Tsang (CAS’92, GRS’92, MED’92) recalls that MED “opened my mind to pathology” as a career focus. Born in Hong Kong, she was the only international student in her entering class. For Wu (CAS’87, GRS’90, MED’92, SPH’92), who contracted polio as a youngster and who uses a wheelchair, MED “changed my life, gave me my career, and brought me my soul mate.” The two, who were married after graduation, recently established the Sam Wu, MD, and Patricia Tsang, MD, Medical Students with Disabilities Equality Fund at MED.

“Back in the day,” recalls Wu, “I needed things I didn’t even know I needed at first. For some of my fieldwork, I needed a car with hand controls.” He also needed a motorized cart for getting around the hospital during those long hours of rounds.

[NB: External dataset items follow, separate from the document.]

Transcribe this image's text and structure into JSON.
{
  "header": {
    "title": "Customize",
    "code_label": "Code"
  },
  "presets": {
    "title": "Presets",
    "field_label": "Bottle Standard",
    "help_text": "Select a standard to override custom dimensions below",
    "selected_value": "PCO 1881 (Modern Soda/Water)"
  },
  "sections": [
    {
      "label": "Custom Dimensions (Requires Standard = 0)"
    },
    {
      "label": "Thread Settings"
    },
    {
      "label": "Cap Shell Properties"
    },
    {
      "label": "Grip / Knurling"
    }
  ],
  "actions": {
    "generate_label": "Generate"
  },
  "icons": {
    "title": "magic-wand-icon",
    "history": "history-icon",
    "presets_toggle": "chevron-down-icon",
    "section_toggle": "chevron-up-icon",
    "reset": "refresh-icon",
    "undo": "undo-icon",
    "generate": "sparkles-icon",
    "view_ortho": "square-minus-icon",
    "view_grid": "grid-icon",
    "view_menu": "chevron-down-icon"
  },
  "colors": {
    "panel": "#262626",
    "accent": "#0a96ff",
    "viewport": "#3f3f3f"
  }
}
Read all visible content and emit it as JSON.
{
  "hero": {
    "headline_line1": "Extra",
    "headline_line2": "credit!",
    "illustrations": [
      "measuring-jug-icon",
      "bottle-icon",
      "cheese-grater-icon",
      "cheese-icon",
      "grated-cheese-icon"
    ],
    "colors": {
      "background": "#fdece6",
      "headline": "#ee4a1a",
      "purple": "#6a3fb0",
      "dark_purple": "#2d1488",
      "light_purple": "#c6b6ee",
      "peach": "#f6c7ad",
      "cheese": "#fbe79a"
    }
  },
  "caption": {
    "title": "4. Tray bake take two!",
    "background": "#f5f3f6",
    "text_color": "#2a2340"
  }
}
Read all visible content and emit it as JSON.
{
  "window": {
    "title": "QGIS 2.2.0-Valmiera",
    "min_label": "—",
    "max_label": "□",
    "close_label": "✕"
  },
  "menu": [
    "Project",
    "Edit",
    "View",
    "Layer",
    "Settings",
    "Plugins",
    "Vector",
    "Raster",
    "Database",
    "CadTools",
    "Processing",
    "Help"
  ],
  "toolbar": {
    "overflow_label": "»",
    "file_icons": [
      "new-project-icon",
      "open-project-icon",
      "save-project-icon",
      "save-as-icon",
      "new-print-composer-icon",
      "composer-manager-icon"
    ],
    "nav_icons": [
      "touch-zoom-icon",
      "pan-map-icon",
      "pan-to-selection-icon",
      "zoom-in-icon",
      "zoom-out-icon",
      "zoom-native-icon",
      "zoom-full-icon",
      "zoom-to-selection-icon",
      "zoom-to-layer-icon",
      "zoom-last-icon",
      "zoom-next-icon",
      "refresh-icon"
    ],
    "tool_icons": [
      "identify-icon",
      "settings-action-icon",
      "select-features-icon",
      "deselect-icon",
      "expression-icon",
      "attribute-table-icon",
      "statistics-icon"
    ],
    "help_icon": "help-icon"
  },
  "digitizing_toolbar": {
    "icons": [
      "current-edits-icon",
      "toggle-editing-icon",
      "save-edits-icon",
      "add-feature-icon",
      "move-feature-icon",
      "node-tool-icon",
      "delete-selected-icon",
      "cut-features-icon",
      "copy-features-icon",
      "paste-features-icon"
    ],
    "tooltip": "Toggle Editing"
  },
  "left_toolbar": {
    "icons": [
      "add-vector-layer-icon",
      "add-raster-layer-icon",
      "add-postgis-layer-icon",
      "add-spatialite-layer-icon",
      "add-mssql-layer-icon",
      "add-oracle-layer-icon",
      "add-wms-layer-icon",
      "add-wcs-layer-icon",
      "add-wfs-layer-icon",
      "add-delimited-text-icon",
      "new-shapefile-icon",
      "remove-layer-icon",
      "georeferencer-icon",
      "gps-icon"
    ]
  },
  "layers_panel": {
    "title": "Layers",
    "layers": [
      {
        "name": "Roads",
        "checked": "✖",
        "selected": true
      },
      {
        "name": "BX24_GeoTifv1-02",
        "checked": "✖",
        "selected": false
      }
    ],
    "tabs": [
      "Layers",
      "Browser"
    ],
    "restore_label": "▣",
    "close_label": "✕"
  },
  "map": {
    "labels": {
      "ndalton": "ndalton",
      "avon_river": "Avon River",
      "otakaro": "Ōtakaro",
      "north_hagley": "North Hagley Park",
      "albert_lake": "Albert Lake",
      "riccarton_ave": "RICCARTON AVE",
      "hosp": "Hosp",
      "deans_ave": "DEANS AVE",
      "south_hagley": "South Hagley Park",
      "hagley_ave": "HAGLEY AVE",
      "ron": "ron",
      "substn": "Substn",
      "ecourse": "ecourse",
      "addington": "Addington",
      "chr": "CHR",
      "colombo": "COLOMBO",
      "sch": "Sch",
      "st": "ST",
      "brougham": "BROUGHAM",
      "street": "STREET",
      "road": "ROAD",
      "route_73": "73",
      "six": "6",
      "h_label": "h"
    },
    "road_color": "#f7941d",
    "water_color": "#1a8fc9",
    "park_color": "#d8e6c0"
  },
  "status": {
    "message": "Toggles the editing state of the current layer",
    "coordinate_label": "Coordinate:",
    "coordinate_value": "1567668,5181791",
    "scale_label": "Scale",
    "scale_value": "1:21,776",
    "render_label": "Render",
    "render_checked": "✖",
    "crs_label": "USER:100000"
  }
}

Wu remembers his first meeting with the people at MED who would become his mentors and teachers. “When I first enrolled, William McNary, then dean of students, invited all the chairs of the departments to meet with me,” he says. “Imagine: me in a room with all the clinical chairs. And they all wanted to know how they could help me. Even now, 20-odd years later, this still makes a huge impression on me.”

Today, both Wu and Tsang work for Geisinger Health System, where Tsang is medical director of two clinical testing labs and Wu is a practicing physiatrist, a physician who specializes in treating patients with disabilities. “The medical school gave us both so much,” Wu says, “and this is a big reason we were so excited to be able to honor it, its dean, and the incredible work being done there. Our goal has been to start a fund that could help fill some of the gaps that disabled students experience, to provide added support for equipment when there is a demonstrated need—to buy that specialized stethoscope for the blind medical student—in effect, to equalize medical training for disabled students and lower the threshold to getting an excellent medical education.

“We want this fund to help other students have the same amazing experiences Pat and I had.”